Should I learn LangChain or LangGraph first?

Learn LangChain first. It teaches the foundational building blocks of working with language models, such as prompts, tools, data connections, and chaining, that LangGraph assumes you already understand. Most beginner projects are linear workflows that LangChain handles perfectly, so you can build useful applications with it alone. LangGraph solves problems you encounter only after building simple chains and hitting their limits, so it makes far more sense once you have that foundation.

Are LangChain and LangGraph competitors?

No, they are not rivals you choose between. LangGraph is built to work with the same ecosystem and components as LangChain and serves as a more powerful layer for complex, stateful workflows. You will very likely use both, often in the same project, with LangChain components living inside a LangGraph structure. Think of them as complementary layers rather than competing options, with LangGraph reaching in where a simple chain is not enough.

When should I use LangGraph instead of LangChain?

Use LangGraph when your workflow needs to loop, branch, maintain persistent state or memory across steps, include human-in-the-loop checkpoints, or coordinate multiple agents working together. These non-linear, stateful patterns are awkward to express as a simple chain but are exactly what LangGraph is built for. If your application is a straightforward sequence of steps, LangChain is enough, but the moment it becomes cyclical and stateful, LangGraph is the better tool.

Can you use LangChain and LangGraph together?

Yes, and that is often the intended approach. Because LangGraph shares the same ecosystem as LangChain, you can use LangChain’s components for individual steps while using LangGraph to structure the overall stateful, looping workflow around them. This lets you combine LangChain’s convenient building blocks with LangGraph’s control over complex agent flows, which is why many real projects rely on both rather than picking just one.

Do I need to know how to code to learn them?

Yes, both are developer frameworks used to build applications, so a working knowledge of programming is needed to use them directly. However, understanding the concepts behind them, such as the difference between a linear chain and a stateful graph of agents, does not require coding and is valuable on its own. Before diving into either framework, it helps to be comfortable with fundamentals like what language models are and how tokens and context work.

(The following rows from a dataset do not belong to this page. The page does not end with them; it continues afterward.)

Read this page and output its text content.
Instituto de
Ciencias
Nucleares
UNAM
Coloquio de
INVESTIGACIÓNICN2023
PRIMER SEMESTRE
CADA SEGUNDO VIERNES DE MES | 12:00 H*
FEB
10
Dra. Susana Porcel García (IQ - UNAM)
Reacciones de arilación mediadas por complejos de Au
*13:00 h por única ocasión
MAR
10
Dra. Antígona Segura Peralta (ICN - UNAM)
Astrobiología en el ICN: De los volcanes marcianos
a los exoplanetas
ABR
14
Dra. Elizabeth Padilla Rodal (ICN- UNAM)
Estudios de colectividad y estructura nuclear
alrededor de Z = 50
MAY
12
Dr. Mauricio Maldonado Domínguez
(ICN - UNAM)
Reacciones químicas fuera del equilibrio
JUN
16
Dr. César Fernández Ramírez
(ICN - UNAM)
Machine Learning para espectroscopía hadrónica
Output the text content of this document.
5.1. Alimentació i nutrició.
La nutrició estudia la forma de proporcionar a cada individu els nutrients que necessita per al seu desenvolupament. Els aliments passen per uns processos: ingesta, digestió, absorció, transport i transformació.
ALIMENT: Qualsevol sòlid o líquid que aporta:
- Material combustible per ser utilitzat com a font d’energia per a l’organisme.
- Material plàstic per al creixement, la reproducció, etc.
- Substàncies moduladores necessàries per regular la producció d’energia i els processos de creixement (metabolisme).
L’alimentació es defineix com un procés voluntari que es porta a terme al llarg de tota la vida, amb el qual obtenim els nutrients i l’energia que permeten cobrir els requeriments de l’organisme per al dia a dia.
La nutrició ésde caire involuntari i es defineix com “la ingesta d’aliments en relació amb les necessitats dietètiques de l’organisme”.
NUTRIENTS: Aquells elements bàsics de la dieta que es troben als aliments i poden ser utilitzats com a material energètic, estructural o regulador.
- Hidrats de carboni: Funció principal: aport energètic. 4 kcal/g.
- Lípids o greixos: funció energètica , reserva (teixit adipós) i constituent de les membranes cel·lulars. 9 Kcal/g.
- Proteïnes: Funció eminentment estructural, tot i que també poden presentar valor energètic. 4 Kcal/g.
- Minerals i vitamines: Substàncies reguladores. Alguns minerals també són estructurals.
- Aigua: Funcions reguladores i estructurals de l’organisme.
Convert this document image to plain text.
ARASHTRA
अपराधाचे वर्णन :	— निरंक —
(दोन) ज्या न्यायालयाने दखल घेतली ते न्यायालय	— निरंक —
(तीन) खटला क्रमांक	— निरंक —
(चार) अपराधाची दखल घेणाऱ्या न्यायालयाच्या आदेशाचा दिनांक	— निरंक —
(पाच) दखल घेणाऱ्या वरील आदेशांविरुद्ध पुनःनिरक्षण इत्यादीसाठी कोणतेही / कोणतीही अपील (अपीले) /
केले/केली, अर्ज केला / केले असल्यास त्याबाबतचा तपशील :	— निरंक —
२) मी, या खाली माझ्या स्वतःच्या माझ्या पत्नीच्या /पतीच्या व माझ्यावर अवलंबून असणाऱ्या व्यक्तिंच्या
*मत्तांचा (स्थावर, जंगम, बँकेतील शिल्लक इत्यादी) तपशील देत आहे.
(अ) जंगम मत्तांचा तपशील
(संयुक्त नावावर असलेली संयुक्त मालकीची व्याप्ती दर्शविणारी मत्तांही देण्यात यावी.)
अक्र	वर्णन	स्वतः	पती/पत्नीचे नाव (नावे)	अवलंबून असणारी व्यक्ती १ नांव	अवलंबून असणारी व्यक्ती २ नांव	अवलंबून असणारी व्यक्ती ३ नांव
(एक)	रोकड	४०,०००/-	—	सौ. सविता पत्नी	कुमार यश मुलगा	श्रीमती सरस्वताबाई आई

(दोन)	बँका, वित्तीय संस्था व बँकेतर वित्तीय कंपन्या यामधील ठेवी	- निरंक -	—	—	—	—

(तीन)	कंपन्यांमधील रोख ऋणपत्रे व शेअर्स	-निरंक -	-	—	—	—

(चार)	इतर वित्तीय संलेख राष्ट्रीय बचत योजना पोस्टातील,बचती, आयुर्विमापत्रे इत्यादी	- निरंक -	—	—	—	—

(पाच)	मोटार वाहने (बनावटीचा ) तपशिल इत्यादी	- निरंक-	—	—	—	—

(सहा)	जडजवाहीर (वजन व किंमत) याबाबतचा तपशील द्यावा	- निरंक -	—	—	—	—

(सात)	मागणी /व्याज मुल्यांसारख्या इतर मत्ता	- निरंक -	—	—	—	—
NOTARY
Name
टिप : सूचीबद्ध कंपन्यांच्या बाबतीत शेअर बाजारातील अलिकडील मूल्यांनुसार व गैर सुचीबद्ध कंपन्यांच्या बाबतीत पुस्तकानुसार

Will these frameworks become outdated?

Specific frameworks, their features, and their popularity do change over time, which is why it is a mistake to learn only the tool and not the ideas beneath it. The underlying concepts, such as the difference between linear sequential workflows and stateful cyclical agent workflows, remain valuable regardless of which tool is popular. If you master those concepts along with a solid understanding of language models, you will be able to pick up any framework quickly, including whatever eventually replaces these.

Disclaimer: This article is for educational and informational purposes only and explains concepts in general terms for beginners. It is not technical or implementation advice, and it is not affiliated with or endorsed by the makers of any framework mentioned. Artificial intelligence tools evolve rapidly, so always verify current features and best practices against official, up-to-date documentation before building.